Henry Ward Beecher said, “Let the day have a blessed baptism by giving your first waking thoughts to God”. It was the great expositor, Dr. Stephen Olford, who said, “If we want to pray well, we should pray early”.
When do you pray? Jesus prayed the first thing each morning. For some, the question might be, “Do you pray?”
The great Biblical characters we so often look to as examples of Godliness, prearranged their schedules to give God the first hours of their day.
• Abraham rose early in the morning to worship. Gen. 2:3
• Jacob rose early in the morning to make his vows. Gen. 28:18
• Joshua rose early in the morning to sanctify himself. Josh. 3:1
• Gideon rose early to seek God’s answer. Judges 6:38
• Samuel rose early to ask for guidance. I Sam. 9:26
• David rose early in the morning to battle for God. I Sam. 17:20
• Jesus rose early to spend time with His Father. Mark 1:35
This kind of prayer calls for solitude and silence.
Dr. F. E. Marsh put it this way, “The shining face of Moses did not come from a hurried call to heaven’s gate; it was obtained by dwelling in the Lord’s presence for forty days”.
Please understand that I am not throwing stones of guilt at you. I am simply challenging and reminding us, myself included, of the priority and privilege of prayer. Church, can we say with Christ’s disciples, “Lord, teach us to pray”? (Luke 11:1)
“And let us consider one another in order to stir up love and good works, not forsaking the assembling of ourselves together, as is the manner of some, but exhorting one another, and so much the more as you see the Day approaching.”
Growing up as I did in the home of Christian parents and the home of a Baptist deacon, I attended church regularly. Actually, it was beyond regularly. You see, when I was a child we attended Tuesday evening Youth Meeting, Wednesday evening Prayer Meeting, Saturday evening Evangelistic Service, Sunday morning Sunday School, Sunday morning Worship Service, and Sunday evening Worship Service. Whew, I’m tired just thinking about it.
However, if I had it to do over again, I would not change a thing because, among the many things I learned about the Bible, I also learned to worship. I had the wonderful privilege of sitting with my parents and observing them and others worship Christ from the heart. Ironically, it was at a Sunday evening worship service that I gave my life to Christ!
Obviously, my parents and the leaders of the church where I grew up were familiar and obedient to the passage above. They did not “forsake the assembling” of themselves together and for that I am thankful.
The interesting part of the passage to me is the phrase, “and so much the more as you see the Day approaching”. Apparently, church attendance – the fellowshipping of ourselves together as believers – is more important today than it was when I was growing up in the 50’s and 60’s. The reason is obvious. It is because we are closer to that approaching “Day” than ever. That “Day”, refers to the day of the return of Christ and all that follows.

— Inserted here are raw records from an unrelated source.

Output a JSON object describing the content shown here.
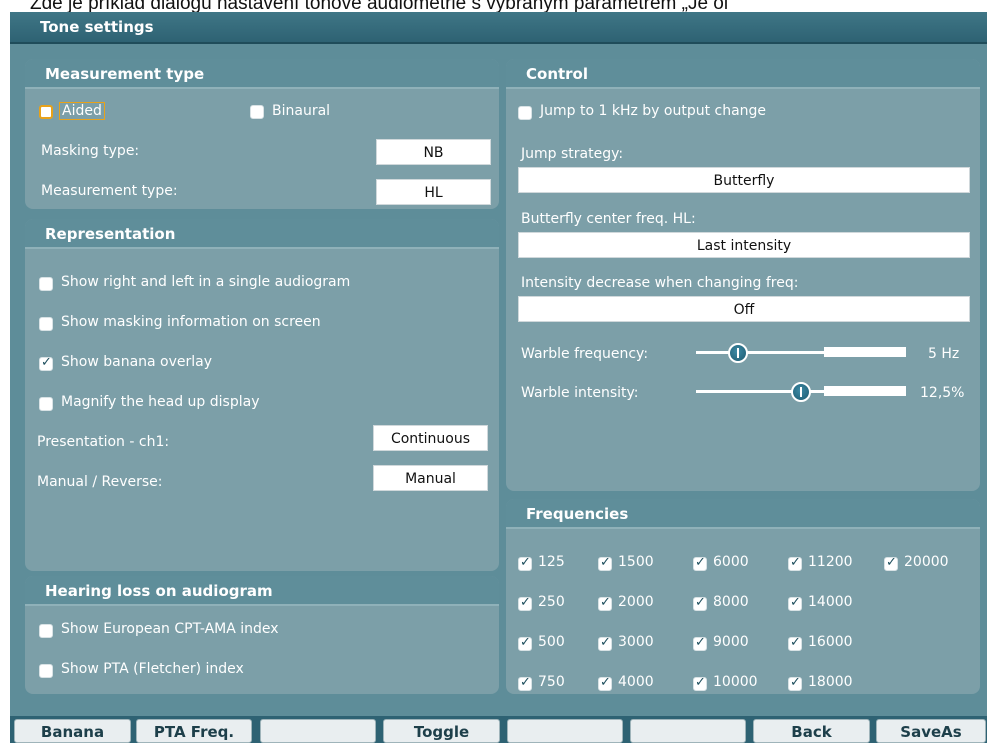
{
  "caption": "Zde je příklad dialogu nastavení tónové audiometrie s vybraným parametrem „Je ol",
  "window": {
    "title": "Tone settings"
  },
  "measurement_type": {
    "header": "Measurement type",
    "aided_label": "Aided",
    "binaural_label": "Binaural",
    "masking_type_label": "Masking type:",
    "masking_type_value": "NB",
    "measurement_type_label": "Measurement type:",
    "measurement_type_value": "HL"
  },
  "representation": {
    "header": "Representation",
    "options": [
      {
        "label": "Show right and left in a single audiogram",
        "checked": false
      },
      {
        "label": "Show masking information on screen",
        "checked": false
      },
      {
        "label": "Show banana overlay",
        "checked": true
      },
      {
        "label": "Magnify the head up display",
        "checked": false
      }
    ],
    "presentation_label": "Presentation - ch1:",
    "presentation_value": "Continuous",
    "manual_reverse_label": "Manual / Reverse:",
    "manual_reverse_value": "Manual"
  },
  "hearing_loss": {
    "header": "Hearing loss on audiogram",
    "options": [
      {
        "label": "Show European CPT-AMA index",
        "checked": false
      },
      {
        "label": "Show PTA (Fletcher) index",
        "checked": false
      }
    ]
  },
  "control": {
    "header": "Control",
    "jump_1khz_label": "Jump to 1 kHz by output change",
    "jump_strategy_label": "Jump strategy:",
    "jump_strategy_value": "Butterfly",
    "butterfly_label": "Butterfly center freq. HL:",
    "butterfly_value": "Last intensity",
    "intensity_decrease_label": "Intensity decrease when changing freq:",
    "intensity_decrease_value": "Off",
    "warble_freq_label": "Warble frequency:",
    "warble_freq_value": "5 Hz",
    "warble_freq_level": 0.2,
    "warble_int_label": "Warble intensity:",
    "warble_int_value": "12,5%",
    "warble_int_level": 0.5
  },
  "frequencies": {
    "header": "Frequencies",
    "columns": [
      [
        "125",
        "250",
        "500",
        "750"
      ],
      [
        "1500",
        "2000",
        "3000",
        "4000"
      ],
      [
        "6000",
        "8000",
        "9000",
        "10000"
      ],
      [
        "11200",
        "14000",
        "16000",
        "18000"
      ],
      [
        "20000"
      ]
    ]
  },
  "toolbar": {
    "buttons": [
      "Banana",
      "PTA Freq.",
      "",
      "Toggle",
      "",
      "",
      "Back",
      "SaveAs"
    ]
  },
  "colors": {
    "background": "#5e8d99",
    "panel": "#7c9fa8",
    "panel_header": "#5f8e9a",
    "titlebar": "#2e6273",
    "focus": "#e8a21a"
  }
}
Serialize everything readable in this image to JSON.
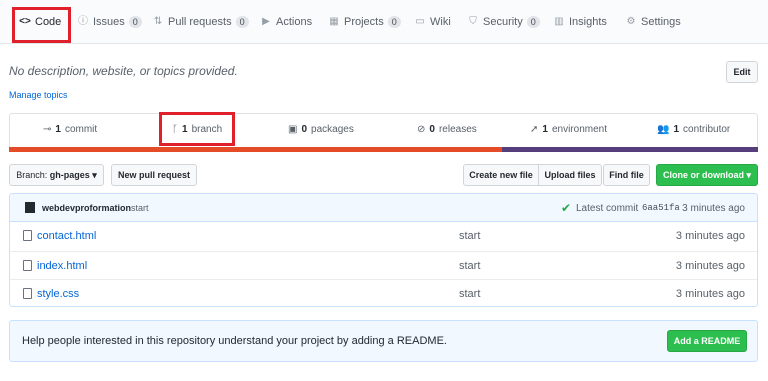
{
  "tabs": [
    {
      "label": "Code",
      "icon": "code-icon",
      "glyph": "<>",
      "active": true
    },
    {
      "label": "Issues",
      "icon": "issue-icon",
      "glyph": "ⓘ",
      "count": "0"
    },
    {
      "label": "Pull requests",
      "icon": "pull-request-icon",
      "glyph": "⇅",
      "count": "0"
    },
    {
      "label": "Actions",
      "icon": "play-icon",
      "glyph": "▶"
    },
    {
      "label": "Projects",
      "icon": "project-icon",
      "glyph": "▦",
      "count": "0"
    },
    {
      "label": "Wiki",
      "icon": "book-icon",
      "glyph": "▭"
    },
    {
      "label": "Security",
      "icon": "shield-icon",
      "glyph": "⛉",
      "count": "0"
    },
    {
      "label": "Insights",
      "icon": "graph-icon",
      "glyph": "▥"
    },
    {
      "label": "Settings",
      "icon": "gear-icon",
      "glyph": "⚙"
    }
  ],
  "repo": {
    "description": "No description, website, or topics provided.",
    "manage_topics": "Manage topics",
    "edit_label": "Edit"
  },
  "summary": {
    "commits": {
      "count": "1",
      "label": "commit"
    },
    "branches": {
      "count": "1",
      "label": "branch"
    },
    "packages": {
      "count": "0",
      "label": "packages"
    },
    "releases": {
      "count": "0",
      "label": "releases"
    },
    "environments": {
      "count": "1",
      "label": "environment"
    },
    "contributors": {
      "count": "1",
      "label": "contributor"
    }
  },
  "language_colors": [
    "#e34c26",
    "#563d7c"
  ],
  "controls": {
    "branch_label": "Branch:",
    "branch_value": "gh-pages",
    "new_pr": "New pull request",
    "create_file": "Create new file",
    "upload_files": "Upload files",
    "find_file": "Find file",
    "clone": "Clone or download"
  },
  "latest_commit": {
    "author": "webdevproformation",
    "message": "start",
    "prefix": "Latest commit",
    "sha": "6aa51fa",
    "age": "3 minutes ago"
  },
  "files": [
    {
      "name": "contact.html",
      "message": "start",
      "age": "3 minutes ago"
    },
    {
      "name": "index.html",
      "message": "start",
      "age": "3 minutes ago"
    },
    {
      "name": "style.css",
      "message": "start",
      "age": "3 minutes ago"
    }
  ],
  "readme": {
    "text": "Help people interested in this repository understand your project by adding a README.",
    "button": "Add a README"
  },
  "colors": {
    "highlight": "#e0202a",
    "link": "#0366d6",
    "green": "#2cbe4e"
  }
}
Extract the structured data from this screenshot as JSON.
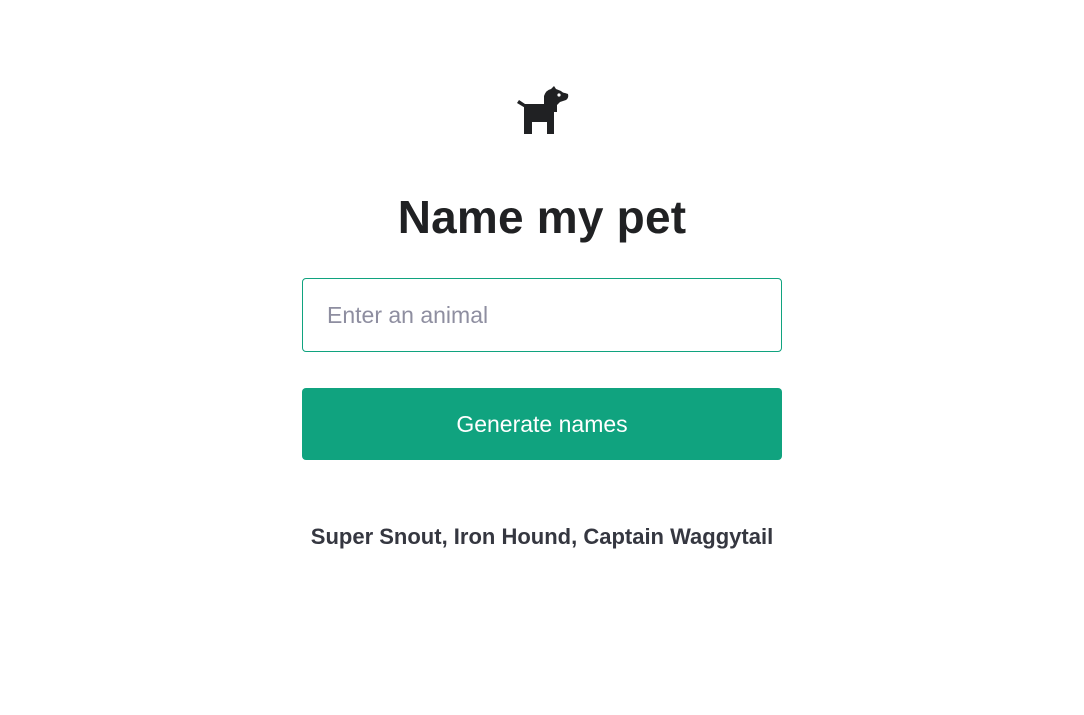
{
  "header": {
    "logo_icon": "dog-icon",
    "title": "Name my pet"
  },
  "form": {
    "animal_input": {
      "placeholder": "Enter an animal",
      "value": ""
    },
    "submit_label": "Generate names"
  },
  "result": {
    "text": "Super Snout, Iron Hound, Captain Waggytail"
  },
  "colors": {
    "accent": "#10a37f",
    "text": "#202123",
    "result_text": "#353740",
    "placeholder": "#8e8ea0"
  }
}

If this is indeed true, and it is, why is the attendance of the average church member so sporadic, so erratic? Is it really too much to expect those who claim the Name of Christ to attend church regularly, unless providentially hindered. Is attending every Sunday now so out of the ordinary that those who do so are seen as Super Saints?

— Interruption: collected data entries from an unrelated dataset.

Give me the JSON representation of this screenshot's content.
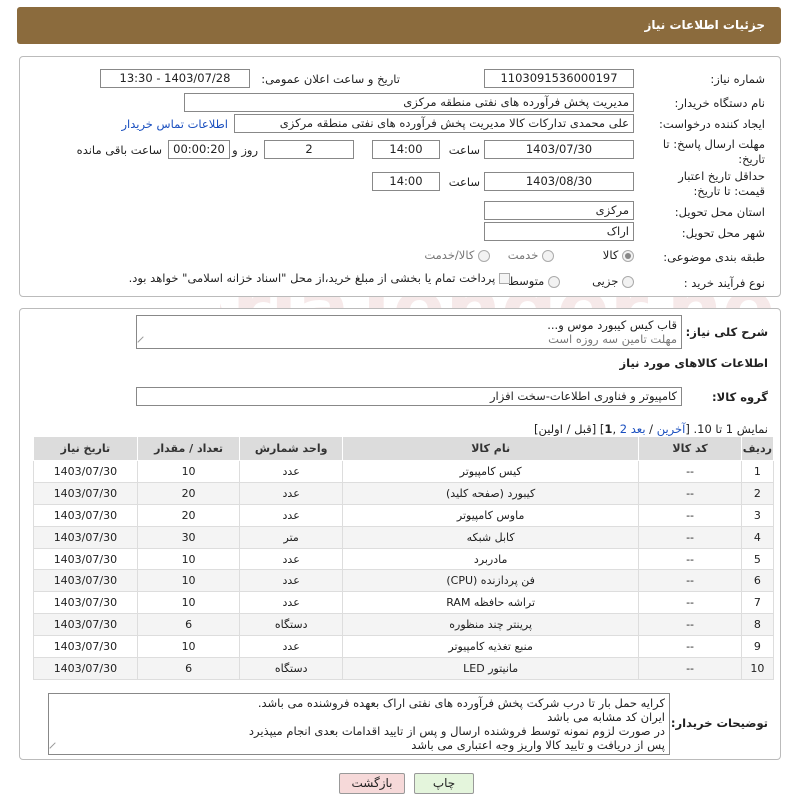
{
  "header": {
    "title": "جزئیات اطلاعات نیاز"
  },
  "info": {
    "need_number_label": "شماره نیاز:",
    "need_number": "1103091536000197",
    "announce_label": "تاریخ و ساعت اعلان عمومی:",
    "announce_value": "1403/07/28 - 13:30",
    "buyer_label": "نام دستگاه خریدار:",
    "buyer_value": "مدیریت پخش فرآورده های نفتی منطقه مرکزی",
    "creator_label": "ایجاد کننده درخواست:",
    "creator_value": "علی محمدی تدارکات کالا مدیریت پخش فرآورده های نفتی منطقه مرکزی",
    "contact_link": "اطلاعات تماس خریدار",
    "deadline_label": "مهلت ارسال پاسخ: تا تاریخ:",
    "deadline_date": "1403/07/30",
    "time_label": "ساعت",
    "deadline_time": "14:00",
    "days_value": "2",
    "days_label": "روز و",
    "remaining_value": "00:00:20",
    "remaining_label": "ساعت باقی مانده",
    "validity_label": "حداقل تاریخ اعتبار قیمت: تا تاریخ:",
    "validity_date": "1403/08/30",
    "validity_time": "14:00",
    "province_label": "استان محل تحویل:",
    "province_value": "مرکزی",
    "city_label": "شهر محل تحویل:",
    "city_value": "اراک",
    "category_label": "طبقه بندی موضوعی:",
    "category_options": [
      "کالا",
      "خدمت",
      "کالا/خدمت"
    ],
    "category_selected": "کالا",
    "process_label": "نوع فرآیند خرید :",
    "process_options": [
      "جزیی",
      "متوسط"
    ],
    "process_selected": "جزیی",
    "payment_text": "پرداخت تمام یا بخشی از مبلغ خرید،از محل \"اسناد خزانه اسلامی\" خواهد بود."
  },
  "summary": {
    "label": "شرح کلی نیاز:",
    "lines": [
      "قاب کیس کیبورد موس و...",
      "مهلت تامین سه روزه است"
    ]
  },
  "goods": {
    "section_title": "اطلاعات کالاهای مورد نیاز",
    "group_label": "گروه کالا:",
    "group_value": "کامپیوتر و فناوری اطلاعات-سخت افزار"
  },
  "pagination": {
    "prefix": "نمایش 1 تا 10. [",
    "last": "آخرین",
    "sep1": " / ",
    "next": "بعد",
    "page2": "2",
    "current": "1",
    "suffix": "[قبل / اولین]"
  },
  "table": {
    "headers": [
      "ردیف",
      "کد کالا",
      "نام کالا",
      "واحد شمارش",
      "تعداد / مقدار",
      "تاریخ نیاز"
    ],
    "rows": [
      [
        "1",
        "--",
        "کیس کامپیوتر",
        "عدد",
        "10",
        "1403/07/30"
      ],
      [
        "2",
        "--",
        "کیبورد (صفحه کلید)",
        "عدد",
        "20",
        "1403/07/30"
      ],
      [
        "3",
        "--",
        "ماوس کامپیوتر",
        "عدد",
        "20",
        "1403/07/30"
      ],
      [
        "4",
        "--",
        "کابل شبکه",
        "متر",
        "30",
        "1403/07/30"
      ],
      [
        "5",
        "--",
        "مادربرد",
        "عدد",
        "10",
        "1403/07/30"
      ],
      [
        "6",
        "--",
        "فن پردازنده (CPU)",
        "عدد",
        "10",
        "1403/07/30"
      ],
      [
        "7",
        "--",
        "تراشه حافظه RAM",
        "عدد",
        "10",
        "1403/07/30"
      ],
      [
        "8",
        "--",
        "پرینتر چند منظوره",
        "دستگاه",
        "6",
        "1403/07/30"
      ],
      [
        "9",
        "--",
        "منبع تغذیه کامپیوتر",
        "عدد",
        "10",
        "1403/07/30"
      ],
      [
        "10",
        "--",
        "مانیتور LED",
        "دستگاه",
        "6",
        "1403/07/30"
      ]
    ]
  },
  "notes": {
    "label": "توضیحات خریدار:",
    "lines": [
      "کرایه حمل بار تا درب شرکت  پخش فرآورده های نفتی اراک بعهده فروشنده می باشد.",
      "ایران کد مشابه می باشد",
      "در صورت لزوم نمونه توسط فروشنده ارسال و پس از تایید اقدامات بعدی انجام میپذیرد",
      "پس از دریافت و تایید کالا واریز وجه اعتباری می باشد"
    ]
  },
  "buttons": {
    "print": "چاپ",
    "back": "بازگشت"
  },
  "colors": {
    "header_bg": "#8b6b3d",
    "link": "#1a4fbf",
    "back_btn_bg": "#f6d9d9",
    "print_btn_bg": "#e4f5dc"
  }
}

I certainly understand that there are times when it is impossible to attend. Sometimes sickness, travel, work, and other interruptions keep us from attending as much as we would like. However, that should be the exception – that providential hindrance to which I referred earlier.

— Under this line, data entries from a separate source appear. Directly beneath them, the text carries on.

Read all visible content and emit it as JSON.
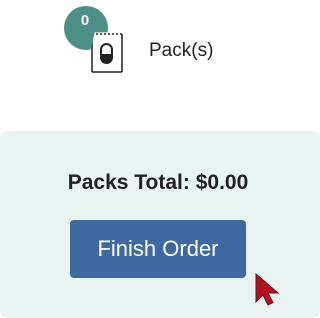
{
  "pack": {
    "count": "0",
    "label": "Pack(s)",
    "icon": "pill-pack-icon"
  },
  "totals": {
    "title": "Packs Total: $0.00"
  },
  "actions": {
    "finish_label": "Finish Order"
  },
  "colors": {
    "badge": "#4b8f86",
    "panel_bg": "#e9f3f2",
    "button_bg": "#3d6aa1",
    "cursor": "#b3101f"
  }
}
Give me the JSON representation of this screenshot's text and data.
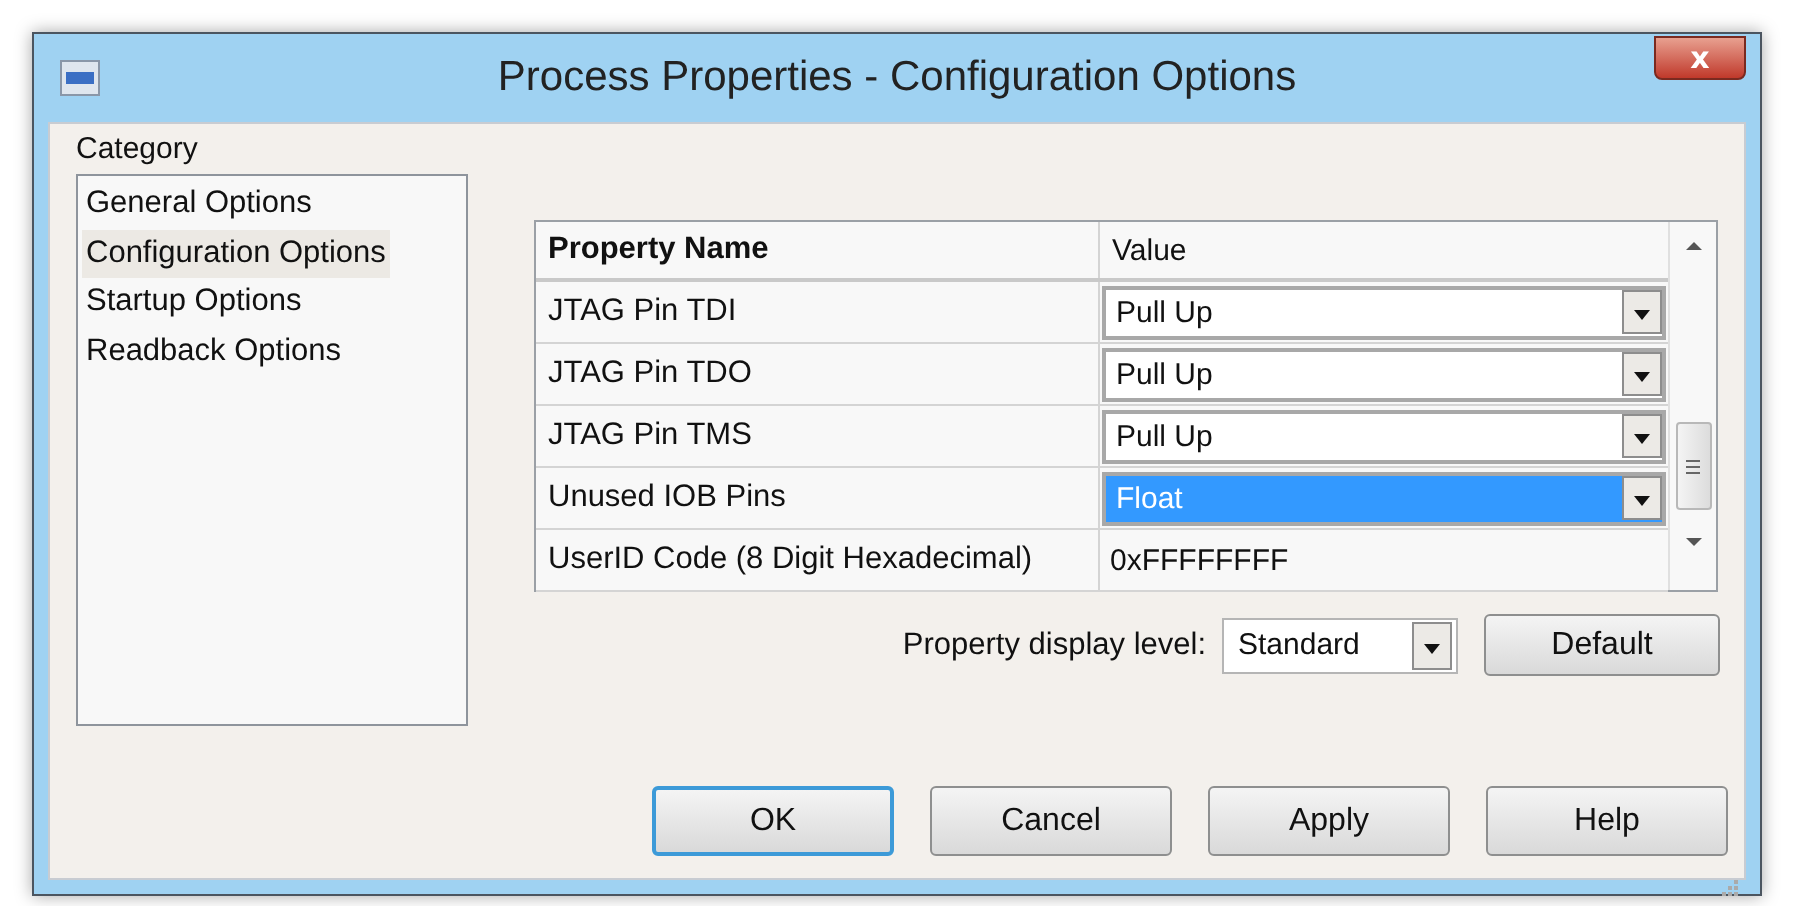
{
  "window": {
    "title": "Process Properties - Configuration Options",
    "close": "x"
  },
  "category": {
    "label": "Category",
    "items": [
      {
        "label": "General Options",
        "selected": false
      },
      {
        "label": "Configuration Options",
        "selected": true
      },
      {
        "label": "Startup Options",
        "selected": false
      },
      {
        "label": "Readback Options",
        "selected": false
      }
    ]
  },
  "table": {
    "columns": [
      "Property Name",
      "Value"
    ],
    "rows": [
      {
        "name": "JTAG Pin TDI",
        "value": "Pull Up",
        "kind": "dropdown",
        "selected": false
      },
      {
        "name": "JTAG Pin TDO",
        "value": "Pull Up",
        "kind": "dropdown",
        "selected": false
      },
      {
        "name": "JTAG Pin TMS",
        "value": "Pull Up",
        "kind": "dropdown",
        "selected": false
      },
      {
        "name": "Unused IOB Pins",
        "value": "Float",
        "kind": "dropdown",
        "selected": true
      },
      {
        "name": "UserID Code (8 Digit Hexadecimal)",
        "value": "0xFFFFFFFF",
        "kind": "text",
        "selected": false
      }
    ]
  },
  "display_level": {
    "label": "Property display level:",
    "value": "Standard"
  },
  "default_button": "Default",
  "buttons": [
    {
      "label": "OK",
      "default": true
    },
    {
      "label": "Cancel",
      "default": false
    },
    {
      "label": "Apply",
      "default": false
    },
    {
      "label": "Help",
      "default": false
    }
  ]
}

“Are we going to Church today?” is a question that should never be asked in the committed Christian’s home. Faithful attendance to the house of God should be such a pattern in your home that your family and friends know exactly where you will be at church time.
Yes, church attendance is more important today than ever. Let’s make obedience to the Lord in this matter a priority. Not only will you be blessed but God will also be glorified!
Pastor David Boggs
I hope these occasional posts will encourage and challenge you as we grow in Christ together.